Opinião
Costa e o Panteão: uma história exemplar
A polémica do jantar do Web Summit no Panteão Nacional estava destinada a não ser polémica nenhuma.
Ou a ser uma minipolémica efémera das redes sociais, um daqueles epifenómenos a que os media tradicionais têm alguma relutância em dar dignidade de primeira divisão.
Quando começou a circular uma fotografia dos comensais, o "indignómetro" estava longe do vermelho. Os comentários eram mais espirituosos do que revoltados e a discussão parecia não vir a intrometer-se excessivamente na actualidade política.
Porventura mal: nesta altura do ano muitos britânicos andam de papoila na lapela para celebrar a memória dos soldados vítimas da Primeira Guerra, mas nós não temos esse nível de cuidado com a História colectiva. Um jantar de "techies" ilustres no meio dos túmulos dos ilustres da pátria? Não haveríamos de nos incomodar mais do que quando lá se celebrou um livro novo do Harry Potter (é certo que foi em 2003, quando o Facebook, esse panteão da indignação, ainda pouco se tinha aventurado para fora do dormitório universitário do Mark Zuckerberg).
O que é que aconteceu entretanto? Aconteceu António Costa. Aconteceu que o primeiro-ministro, amedrontado por uma controvérsia sem importância, arrastou o tema para o centro da agenda política quando disse no Twitter que a utilização do edifício para o jantar do Web Summit era indigna e ofensiva, mas que a culpa era do anterior governo. A partir daí, a notícia deixou de ser o tal jantar e passou a ser o famoso impulso infantil de António Costa para dizer que a culpa de todas as asneiras é do menino do lado.
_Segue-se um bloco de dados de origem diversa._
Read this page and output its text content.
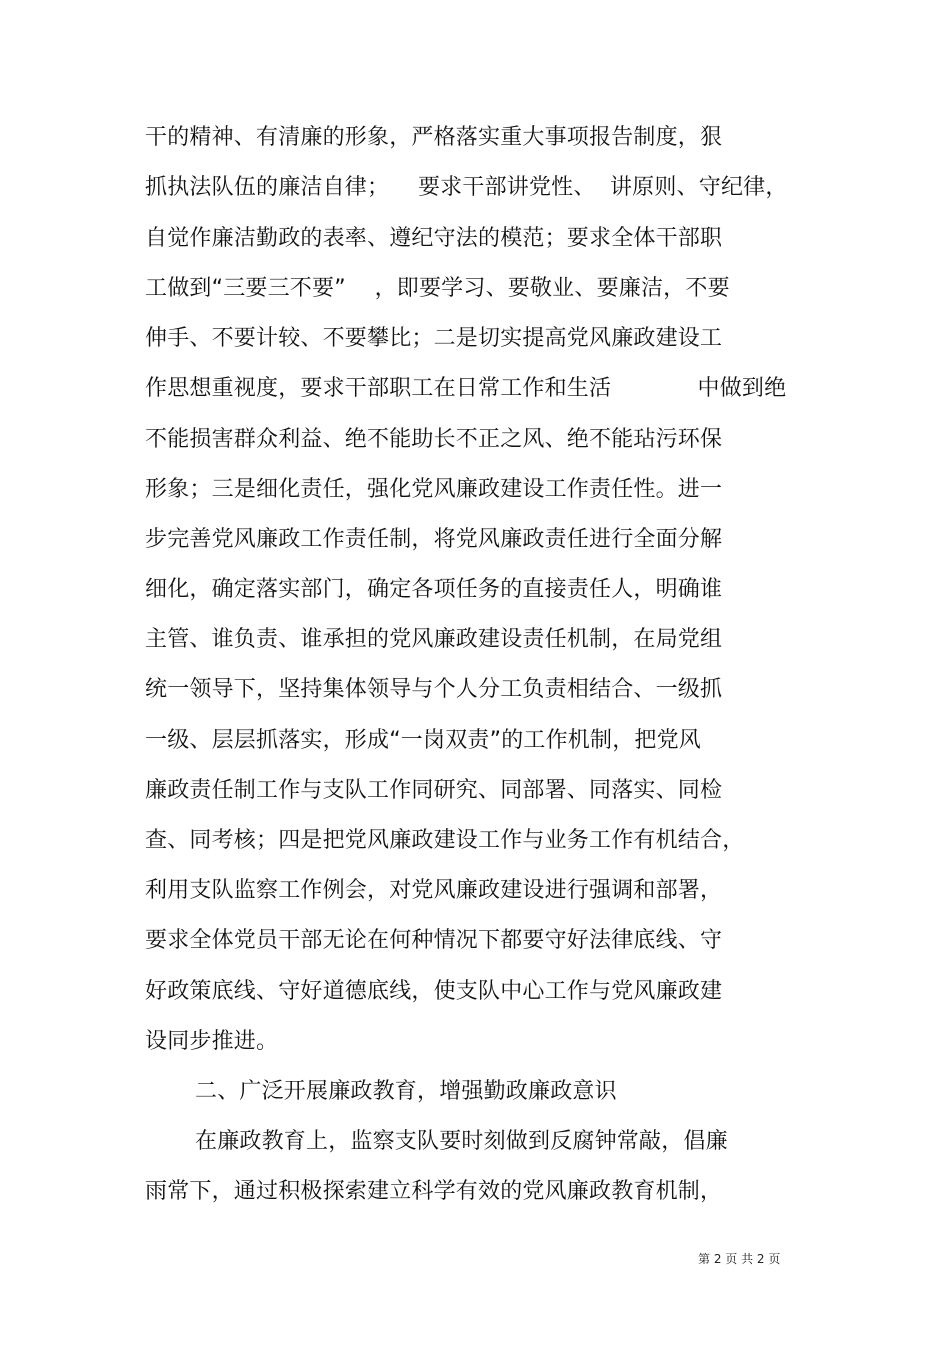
干的精神、有清廉的形象，严格落实重大事项报告制度，狠
抓执法队伍的廉洁自律；    要求干部讲党性、  讲原则、守纪律，
自觉作廉洁勤政的表率、遵纪守法的模范；要求全体干部职
工做到“三要三不要”    ，即要学习、要敬业、要廉洁，不要
伸手、不要计较、不要攀比；二是切实提高党风廉政建设工
作思想重视度，要求干部职工在日常工作和生活            中做到绝
不能损害群众利益、绝不能助长不正之风、绝不能玷污环保
形象；三是细化责任，强化党风廉政建设工作责任性。进一
步完善党风廉政工作责任制，将党风廉政责任进行全面分解
细化，确定落实部门，确定各项任务的直接责任人，明确谁
主管、谁负责、谁承担的党风廉政建设责任机制，在局党组
统一领导下，坚持集体领导与个人分工负责相结合、一级抓
一级、层层抓落实，形成“一岗双责”的工作机制，把党风
廉政责任制工作与支队工作同研究、同部署、同落实、同检
查、同考核；四是把党风廉政建设工作与业务工作有机结合，
利用支队监察工作例会，对党风廉政建设进行强调和部署，
要求全体党员干部无论在何种情况下都要守好法律底线、守
好政策底线、守好道德底线，使支队中心工作与党风廉政建
设同步推进。
二、广泛开展廉政教育，增强勤政廉政意识
在廉政教育上，监察支队要时刻做到反腐钟常敲，倡廉
雨常下，通过积极探索建立科学有效的党风廉政教育机制，
第 2 页 共 2 页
Os monumentos nacionais, incluindo o Panteão, têm servido para os mais variados eventos públicos e privados, sem grande comoção. Em 2014, o secretário de Estado da Cultura regulamentou por despacho essa utilização, para lhe tentar dar alguma coerência. Segundo o despacho, cabe à Direcção-geral do Património Cultural, do Ministério da Cultura, aceitar ou não determinado pedido, devendo recusá-lo se a utilização pretendida não respeitar a dignidade ou o prestígio histórico e cultural do espaço em causa.
Ninguém criticou o despacho. Até que o primeiro-ministro veio dizer que no caso do jantar do Web Summit a DGPC foi obrigada a cumprir uma norma do anterior governo. Correu-lhe mal: não só toda a gente percebeu que o Ministério da Cultura, através da DGPC, tinha todo o poder para recusar o pedido como se soube que até o Turismo de Lisboa, quando era tutelado por Costa, organizou um jantar no Panteão. Como escreveu o jornalista Carlos Vaz Marques, "é para um caso como o do 'tweet' de Costa sobre o Panteão que existe a expressão 'ir à lã e sair tosquiado'".
Esta "polémica" é o menor dos problemas de Portugal? É. O problema é que, depois dos incêndios fatais deste ano, depois de Tancos, depois das notícias sobre os adiamentos de cirurgias oncológicas urgentes por falta de meios, depois de pessoas morrerem com legionela só porque se dirigiram a um hospital público, depois de o Estado ter acordado tardíssimo para o problema da seca, depois de a tudo isso o Governo ter reagido com reflexos pavlovianos de relativização e desresponsabilização, não é irrelevante saber se temos ou não um primeiro-ministro capaz de impor à máquina do Estado os mínimos olímpicos de competência.
O que interessa, portanto, não é a "polémica" do jantar no Panteão. O que importa é a reacção de Costa à polémica, porque ela é mais uma história exemplar sobre o temperamento e o carácter político do primeiro-ministro. Não é uma história feliz.